Dari perspektif komunikasi politik, sebuah peristiwa selalu memiliki makna. Dan makna itu berkaitan dengan konteks yang menjadi latar peristiwa itu terjadi. Seperti diketahui, pasca Pilpres 2019, Prabowo yang kalah berdasarkan hasil perhitungan manual KPU tampak kecewa atas hasil tersebut. Berbagai dinamika yang terjadi kemudian membuat kerenggangan hubungan antara Prabowo dan Jokowi semakin menganga. Lebih-lebih di barisan para pendukungnya. Harapan untuk terjadinya pertemuan antara Jokowi dan Prabowo pun seolah menipis.

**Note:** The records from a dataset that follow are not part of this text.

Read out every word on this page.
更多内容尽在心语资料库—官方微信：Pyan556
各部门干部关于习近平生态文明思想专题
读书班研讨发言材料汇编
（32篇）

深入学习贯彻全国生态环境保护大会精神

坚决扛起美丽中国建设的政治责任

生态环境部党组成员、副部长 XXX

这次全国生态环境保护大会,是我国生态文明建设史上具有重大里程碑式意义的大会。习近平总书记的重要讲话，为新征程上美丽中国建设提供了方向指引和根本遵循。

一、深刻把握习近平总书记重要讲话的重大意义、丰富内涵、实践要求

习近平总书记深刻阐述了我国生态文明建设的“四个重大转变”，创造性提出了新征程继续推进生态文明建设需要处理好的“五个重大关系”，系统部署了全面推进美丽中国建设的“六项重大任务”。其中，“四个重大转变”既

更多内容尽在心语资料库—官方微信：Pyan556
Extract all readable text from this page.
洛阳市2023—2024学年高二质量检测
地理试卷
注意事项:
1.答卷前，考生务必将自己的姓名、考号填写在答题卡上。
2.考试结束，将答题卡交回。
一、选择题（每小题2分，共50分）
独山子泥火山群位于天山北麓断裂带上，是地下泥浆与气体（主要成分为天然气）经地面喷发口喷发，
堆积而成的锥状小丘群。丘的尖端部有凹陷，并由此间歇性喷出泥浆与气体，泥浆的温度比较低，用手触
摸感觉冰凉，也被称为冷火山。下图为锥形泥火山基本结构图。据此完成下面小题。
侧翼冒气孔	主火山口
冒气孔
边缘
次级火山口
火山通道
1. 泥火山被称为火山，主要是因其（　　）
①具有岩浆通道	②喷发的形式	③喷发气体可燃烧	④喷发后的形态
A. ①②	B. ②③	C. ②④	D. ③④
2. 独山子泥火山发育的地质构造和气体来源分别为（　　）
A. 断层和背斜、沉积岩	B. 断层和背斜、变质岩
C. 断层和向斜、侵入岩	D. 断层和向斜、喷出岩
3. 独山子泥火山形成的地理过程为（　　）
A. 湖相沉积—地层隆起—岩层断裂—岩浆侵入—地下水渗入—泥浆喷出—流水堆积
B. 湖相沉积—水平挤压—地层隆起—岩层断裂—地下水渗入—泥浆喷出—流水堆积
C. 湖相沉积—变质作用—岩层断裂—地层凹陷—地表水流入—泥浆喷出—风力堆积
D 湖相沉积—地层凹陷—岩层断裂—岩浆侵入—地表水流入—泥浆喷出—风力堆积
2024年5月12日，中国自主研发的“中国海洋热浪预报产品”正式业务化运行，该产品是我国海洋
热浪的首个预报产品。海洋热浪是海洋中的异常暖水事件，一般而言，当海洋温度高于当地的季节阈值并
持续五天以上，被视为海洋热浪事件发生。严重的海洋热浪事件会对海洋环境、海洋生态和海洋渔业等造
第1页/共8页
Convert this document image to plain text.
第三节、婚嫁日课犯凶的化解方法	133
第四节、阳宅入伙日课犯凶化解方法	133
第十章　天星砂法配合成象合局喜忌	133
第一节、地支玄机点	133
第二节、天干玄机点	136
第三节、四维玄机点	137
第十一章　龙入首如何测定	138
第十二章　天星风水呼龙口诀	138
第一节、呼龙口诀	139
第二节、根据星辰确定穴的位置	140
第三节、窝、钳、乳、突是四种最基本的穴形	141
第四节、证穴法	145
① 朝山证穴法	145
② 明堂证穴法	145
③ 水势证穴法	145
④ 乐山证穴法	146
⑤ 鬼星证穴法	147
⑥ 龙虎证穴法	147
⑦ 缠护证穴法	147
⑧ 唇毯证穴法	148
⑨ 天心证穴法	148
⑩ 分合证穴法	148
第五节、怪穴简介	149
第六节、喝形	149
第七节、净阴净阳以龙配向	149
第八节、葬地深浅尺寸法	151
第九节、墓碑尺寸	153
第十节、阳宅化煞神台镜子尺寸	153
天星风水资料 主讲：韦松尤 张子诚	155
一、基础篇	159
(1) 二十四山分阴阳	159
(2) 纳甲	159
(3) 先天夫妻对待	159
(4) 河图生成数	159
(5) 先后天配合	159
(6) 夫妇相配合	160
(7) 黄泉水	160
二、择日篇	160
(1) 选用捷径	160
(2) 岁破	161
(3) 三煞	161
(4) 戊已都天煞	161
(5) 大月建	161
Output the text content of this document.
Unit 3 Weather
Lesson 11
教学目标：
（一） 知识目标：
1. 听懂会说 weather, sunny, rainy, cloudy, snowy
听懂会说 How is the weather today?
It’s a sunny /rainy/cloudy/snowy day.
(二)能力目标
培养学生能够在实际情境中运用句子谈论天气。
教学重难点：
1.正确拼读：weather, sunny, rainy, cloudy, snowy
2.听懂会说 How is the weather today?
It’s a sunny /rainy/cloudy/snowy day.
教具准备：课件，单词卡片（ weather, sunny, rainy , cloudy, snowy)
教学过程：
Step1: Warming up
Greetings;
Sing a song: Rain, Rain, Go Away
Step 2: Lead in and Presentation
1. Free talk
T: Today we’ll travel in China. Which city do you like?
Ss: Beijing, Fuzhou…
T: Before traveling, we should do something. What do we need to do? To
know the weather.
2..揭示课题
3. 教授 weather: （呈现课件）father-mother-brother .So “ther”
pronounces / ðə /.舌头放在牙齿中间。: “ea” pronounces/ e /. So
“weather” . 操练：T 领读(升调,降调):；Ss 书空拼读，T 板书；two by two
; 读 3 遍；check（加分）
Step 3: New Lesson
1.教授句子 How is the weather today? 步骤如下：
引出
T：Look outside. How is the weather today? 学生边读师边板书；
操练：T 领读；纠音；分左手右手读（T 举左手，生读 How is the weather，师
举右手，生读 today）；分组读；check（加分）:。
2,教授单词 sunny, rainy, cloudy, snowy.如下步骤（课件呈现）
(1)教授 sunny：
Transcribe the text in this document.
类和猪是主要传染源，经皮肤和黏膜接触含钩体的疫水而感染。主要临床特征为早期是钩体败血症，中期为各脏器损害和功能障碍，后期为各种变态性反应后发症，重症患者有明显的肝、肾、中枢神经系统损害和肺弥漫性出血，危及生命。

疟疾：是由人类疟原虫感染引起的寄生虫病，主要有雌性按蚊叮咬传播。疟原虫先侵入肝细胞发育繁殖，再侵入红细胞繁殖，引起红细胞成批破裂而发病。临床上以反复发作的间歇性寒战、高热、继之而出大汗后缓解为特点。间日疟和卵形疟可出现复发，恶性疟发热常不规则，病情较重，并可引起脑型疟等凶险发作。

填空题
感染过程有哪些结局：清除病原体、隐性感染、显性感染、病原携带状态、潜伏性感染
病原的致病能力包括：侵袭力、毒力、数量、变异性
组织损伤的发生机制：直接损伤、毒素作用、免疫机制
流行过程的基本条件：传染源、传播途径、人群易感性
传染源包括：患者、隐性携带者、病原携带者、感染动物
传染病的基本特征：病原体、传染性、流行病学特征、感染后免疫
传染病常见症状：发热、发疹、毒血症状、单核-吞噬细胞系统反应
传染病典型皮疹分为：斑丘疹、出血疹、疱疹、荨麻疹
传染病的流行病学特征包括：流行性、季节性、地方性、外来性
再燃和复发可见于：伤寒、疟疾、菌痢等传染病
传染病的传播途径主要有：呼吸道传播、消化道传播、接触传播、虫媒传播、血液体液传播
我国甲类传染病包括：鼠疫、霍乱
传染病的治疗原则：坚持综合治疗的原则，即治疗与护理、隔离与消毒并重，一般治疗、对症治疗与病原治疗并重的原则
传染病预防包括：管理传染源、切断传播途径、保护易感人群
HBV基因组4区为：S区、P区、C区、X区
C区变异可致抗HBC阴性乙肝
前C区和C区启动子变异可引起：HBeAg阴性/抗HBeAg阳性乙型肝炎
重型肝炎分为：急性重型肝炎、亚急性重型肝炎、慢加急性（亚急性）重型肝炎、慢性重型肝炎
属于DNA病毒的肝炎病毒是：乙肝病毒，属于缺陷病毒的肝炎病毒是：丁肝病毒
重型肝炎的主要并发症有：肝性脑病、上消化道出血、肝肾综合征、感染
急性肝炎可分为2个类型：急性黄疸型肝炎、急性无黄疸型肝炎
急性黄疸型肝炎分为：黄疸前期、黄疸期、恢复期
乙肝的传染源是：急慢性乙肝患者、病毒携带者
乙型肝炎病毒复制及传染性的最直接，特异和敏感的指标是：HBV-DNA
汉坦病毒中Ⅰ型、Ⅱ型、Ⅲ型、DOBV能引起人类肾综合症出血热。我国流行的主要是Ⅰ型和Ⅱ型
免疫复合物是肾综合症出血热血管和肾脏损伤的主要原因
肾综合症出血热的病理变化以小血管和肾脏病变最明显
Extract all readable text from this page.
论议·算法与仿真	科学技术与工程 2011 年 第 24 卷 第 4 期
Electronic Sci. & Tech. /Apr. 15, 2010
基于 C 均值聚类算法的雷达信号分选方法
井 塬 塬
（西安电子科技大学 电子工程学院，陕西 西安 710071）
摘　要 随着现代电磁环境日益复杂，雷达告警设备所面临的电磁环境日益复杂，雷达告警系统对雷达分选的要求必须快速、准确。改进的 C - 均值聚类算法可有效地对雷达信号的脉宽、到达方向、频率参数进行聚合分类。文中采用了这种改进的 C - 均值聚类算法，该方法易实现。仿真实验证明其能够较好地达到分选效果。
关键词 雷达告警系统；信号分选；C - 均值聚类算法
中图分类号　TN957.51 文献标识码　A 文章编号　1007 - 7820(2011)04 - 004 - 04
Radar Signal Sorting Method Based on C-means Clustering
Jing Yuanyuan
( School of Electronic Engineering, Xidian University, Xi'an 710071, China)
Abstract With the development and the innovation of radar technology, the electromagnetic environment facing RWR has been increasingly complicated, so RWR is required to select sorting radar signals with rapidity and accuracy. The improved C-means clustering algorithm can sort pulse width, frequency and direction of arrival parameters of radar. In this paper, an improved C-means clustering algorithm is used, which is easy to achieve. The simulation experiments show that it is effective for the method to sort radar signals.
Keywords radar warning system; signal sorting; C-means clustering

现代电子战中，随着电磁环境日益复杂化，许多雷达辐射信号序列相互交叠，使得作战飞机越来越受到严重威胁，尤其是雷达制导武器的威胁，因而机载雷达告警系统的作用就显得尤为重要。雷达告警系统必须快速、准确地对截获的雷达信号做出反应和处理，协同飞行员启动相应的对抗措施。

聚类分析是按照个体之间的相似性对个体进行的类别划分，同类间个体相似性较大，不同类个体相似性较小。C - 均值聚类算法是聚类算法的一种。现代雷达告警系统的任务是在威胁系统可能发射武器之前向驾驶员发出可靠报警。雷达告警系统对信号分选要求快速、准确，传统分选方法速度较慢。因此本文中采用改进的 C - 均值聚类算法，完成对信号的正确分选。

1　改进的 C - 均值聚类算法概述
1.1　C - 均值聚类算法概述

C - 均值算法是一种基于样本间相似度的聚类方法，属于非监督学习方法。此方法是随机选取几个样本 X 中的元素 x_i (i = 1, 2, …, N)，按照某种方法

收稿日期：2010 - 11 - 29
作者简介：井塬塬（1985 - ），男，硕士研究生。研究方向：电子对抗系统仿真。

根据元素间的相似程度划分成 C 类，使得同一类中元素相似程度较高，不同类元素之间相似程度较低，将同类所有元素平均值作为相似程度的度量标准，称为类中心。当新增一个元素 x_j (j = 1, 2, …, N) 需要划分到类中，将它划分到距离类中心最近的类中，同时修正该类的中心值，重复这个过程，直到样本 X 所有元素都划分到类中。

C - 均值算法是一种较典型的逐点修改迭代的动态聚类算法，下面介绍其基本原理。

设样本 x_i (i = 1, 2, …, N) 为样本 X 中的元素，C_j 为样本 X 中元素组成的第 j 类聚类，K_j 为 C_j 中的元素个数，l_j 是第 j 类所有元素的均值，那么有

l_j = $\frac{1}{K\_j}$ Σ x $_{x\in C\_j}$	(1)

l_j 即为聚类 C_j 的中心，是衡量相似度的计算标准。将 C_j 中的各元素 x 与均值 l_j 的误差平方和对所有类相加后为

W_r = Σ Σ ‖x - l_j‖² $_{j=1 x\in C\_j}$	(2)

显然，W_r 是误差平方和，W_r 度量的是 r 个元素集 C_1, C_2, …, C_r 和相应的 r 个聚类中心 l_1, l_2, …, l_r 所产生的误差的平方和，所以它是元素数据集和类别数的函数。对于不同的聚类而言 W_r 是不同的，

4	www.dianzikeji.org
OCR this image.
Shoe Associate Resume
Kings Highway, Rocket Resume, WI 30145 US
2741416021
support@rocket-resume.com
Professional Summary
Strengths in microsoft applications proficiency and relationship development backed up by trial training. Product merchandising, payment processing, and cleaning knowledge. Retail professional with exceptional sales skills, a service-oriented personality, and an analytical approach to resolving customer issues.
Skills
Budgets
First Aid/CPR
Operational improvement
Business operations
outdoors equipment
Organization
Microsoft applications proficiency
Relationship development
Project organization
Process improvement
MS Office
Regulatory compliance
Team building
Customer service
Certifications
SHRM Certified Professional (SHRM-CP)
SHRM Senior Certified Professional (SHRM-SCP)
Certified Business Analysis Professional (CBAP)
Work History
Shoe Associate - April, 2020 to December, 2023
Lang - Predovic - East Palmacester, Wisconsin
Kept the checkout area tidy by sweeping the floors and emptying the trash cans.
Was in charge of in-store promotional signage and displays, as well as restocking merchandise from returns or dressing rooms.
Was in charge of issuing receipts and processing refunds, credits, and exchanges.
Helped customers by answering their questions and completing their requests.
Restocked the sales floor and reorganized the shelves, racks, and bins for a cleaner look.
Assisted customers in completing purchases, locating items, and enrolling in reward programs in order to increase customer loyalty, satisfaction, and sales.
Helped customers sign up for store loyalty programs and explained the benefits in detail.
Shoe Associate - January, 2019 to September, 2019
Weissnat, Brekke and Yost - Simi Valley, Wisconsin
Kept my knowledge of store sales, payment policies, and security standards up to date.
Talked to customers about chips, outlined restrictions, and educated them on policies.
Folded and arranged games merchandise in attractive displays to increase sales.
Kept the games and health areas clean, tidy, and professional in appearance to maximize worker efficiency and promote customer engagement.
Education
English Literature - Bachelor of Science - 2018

Maka, ketika Jokowi-Prabowo bertemu, suasana adem pun setidaknya terlihat. Berbagai komentar positif dari sejumlah kalangan bermunculan. Sebagian besar berpendapat bahwa pertemuan tersebut akan membawa pada rekonsiliasi kedua kubu yang pada gilirannya akan mendamaikan semua pihak yang bertikai selama ini. Inilah salah satu makna penting dari pertemuan kedua tokoh di stasiun MRT itu.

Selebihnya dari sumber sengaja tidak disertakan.